Directed by James Cameron
Starring: Kate Winslet, Leonardo DiCaprio, Billy Zane, Kathy Bates
Review by Andrew Rowe
Fictional romantic tale of a rich girl and poor boy who meet on the ill-fated voyage of the ‘unsinkable’ ship.
He spends twenty minutes setting up the story before we are even introduced to the main characters. Atop of that he spends another hour and twenty minutes before introducing us to that big white block of ice that changed Hollywood forever. This is James Cameron’s film. He wrote it, co-edited it, and directed it. He made the film exactly the way he wanted to, and I would not have it any other way.
Cameron uses every single one of the film’s 194 minutes to tell his story. Every shot is there for a reason, and as long as its running time is, there is no point that boredom creeps in. Cameron uses a great storytelling device, which consists of the film opening and closing in a modern setting. Brock Lovett is a treasure hunter looking for the “Heart of the Ocean” in the wreck of the RMS Titanic. Rose DeWitt Bukater, a survivor of the Titanic sees Lovett on television. She contacts him and is sent with her daughter to his boat. There is a drawing of Rose that was found in a safe on the wreck, it’s a nude portrait of Rose wearing the “Heart of the Ocean”. Rose then begins telling her story of her time on the Titanic.
We’re then transported to 1912; Cameron puts his massive budget to good use with beautiful crane shots that mix dazzling special effects with brilliant art design. One shot in particular is when young Rose, played by Kate Winslet exits her car. The camera cranes down over her large brimmed purple hat to reveal the beautiful actress. It’s just one of the many moments Cameron uses filmmaking magic to bring his story to vivid visual life. He makes it well known that this is a film of epic proportions, and we are in for a treat.
Leonardo DiCaprio’s Jack Dawson is introduced as a penniless artist who travels the globe with the clothes on his back. As compared to Rose who is a first-class socialite, Jack won his ticket on the Titanic through a poker game. The two find themselves meeting at the stern of the boat, where Rose is about to commit suicide.

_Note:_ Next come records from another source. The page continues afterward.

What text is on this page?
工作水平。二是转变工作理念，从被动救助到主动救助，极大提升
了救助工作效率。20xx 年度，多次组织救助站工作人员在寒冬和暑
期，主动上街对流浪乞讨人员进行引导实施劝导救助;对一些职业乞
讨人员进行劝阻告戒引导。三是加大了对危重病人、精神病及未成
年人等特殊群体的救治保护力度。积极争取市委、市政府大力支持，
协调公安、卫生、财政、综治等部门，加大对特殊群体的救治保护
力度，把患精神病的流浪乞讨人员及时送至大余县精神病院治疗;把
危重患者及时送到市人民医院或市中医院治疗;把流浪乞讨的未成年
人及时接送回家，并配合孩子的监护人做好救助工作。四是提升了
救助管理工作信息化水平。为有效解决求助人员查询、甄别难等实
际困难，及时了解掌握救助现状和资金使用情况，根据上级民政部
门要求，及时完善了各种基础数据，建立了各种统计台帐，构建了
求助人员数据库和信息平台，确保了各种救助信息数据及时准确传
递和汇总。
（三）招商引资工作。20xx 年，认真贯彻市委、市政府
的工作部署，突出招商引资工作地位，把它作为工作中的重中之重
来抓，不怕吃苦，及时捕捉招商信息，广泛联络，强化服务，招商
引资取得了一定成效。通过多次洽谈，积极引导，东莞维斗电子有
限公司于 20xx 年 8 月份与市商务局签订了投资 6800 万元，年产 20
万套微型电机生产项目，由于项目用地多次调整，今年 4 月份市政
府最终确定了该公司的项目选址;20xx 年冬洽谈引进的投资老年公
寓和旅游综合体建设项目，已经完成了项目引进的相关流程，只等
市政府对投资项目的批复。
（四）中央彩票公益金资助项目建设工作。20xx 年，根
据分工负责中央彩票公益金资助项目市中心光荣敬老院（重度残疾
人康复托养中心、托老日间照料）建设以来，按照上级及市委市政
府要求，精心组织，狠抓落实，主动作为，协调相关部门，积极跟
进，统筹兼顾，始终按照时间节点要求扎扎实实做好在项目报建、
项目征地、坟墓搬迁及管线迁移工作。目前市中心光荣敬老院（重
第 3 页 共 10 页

Jack talks her down, and their romance begins.
Jack tries to show Rose how to hawk a “loogie” like boys do, and although this scene may seem unnecessary; it’s just a pit stop on the road to their destination of love. Over the course of an hour and twenty minutes we’ve seen Jack and Rose fall in love, and it feels real. Cameron took his time, but because of his patience and gentle pacing, we’ve fallen just as in love with them as they are with eacthother. Teenagers and adult filmgoers alike cannot deny the chemistry between these two; their love is one for the ages.
When the boat does strike the iceberg it’s not an immediate threat, it’s a casual impending doom. Water slowly fills the lower class section of the boat. The women and children in first class begin loading onto lifeboats, knowing they’re leaving behind people that will never see land again. The sense of panic and intensity builds and builds. Cameron has a great ensemble cast he’s been developing the whole film and has a purposeful fate for each of them. When the boat breaks in half and begins sinking it is the greatest car crash you can’t look away from that has ever been caught on film. With little music, Cameron lets the screams of the passengers falling to their death haunt you. Bodies bounce off propellers and other pieces of the boat, women and children wait in their beds as water surrounds them, thousands of lives are ending before our eyes. The images are horrific, and you’ve never been so happy cuddled up on your warm couch.
You could nit pick at some of the script and its dialogue, just as you can the lyrics in best pop songs of our time. That is essentially what Titanic is, an amazingly crafted film that appeals to everyone, because it has something for everyone. It’s bubblegum pop in film form, a romantic tragedy, a disaster film, and the fact that the event is a part of history allows it to resonate even more. It’s such an experience that even after its initial impact, still delivers what it did a decade ago, popcorn chomping bliss on the greatest scale.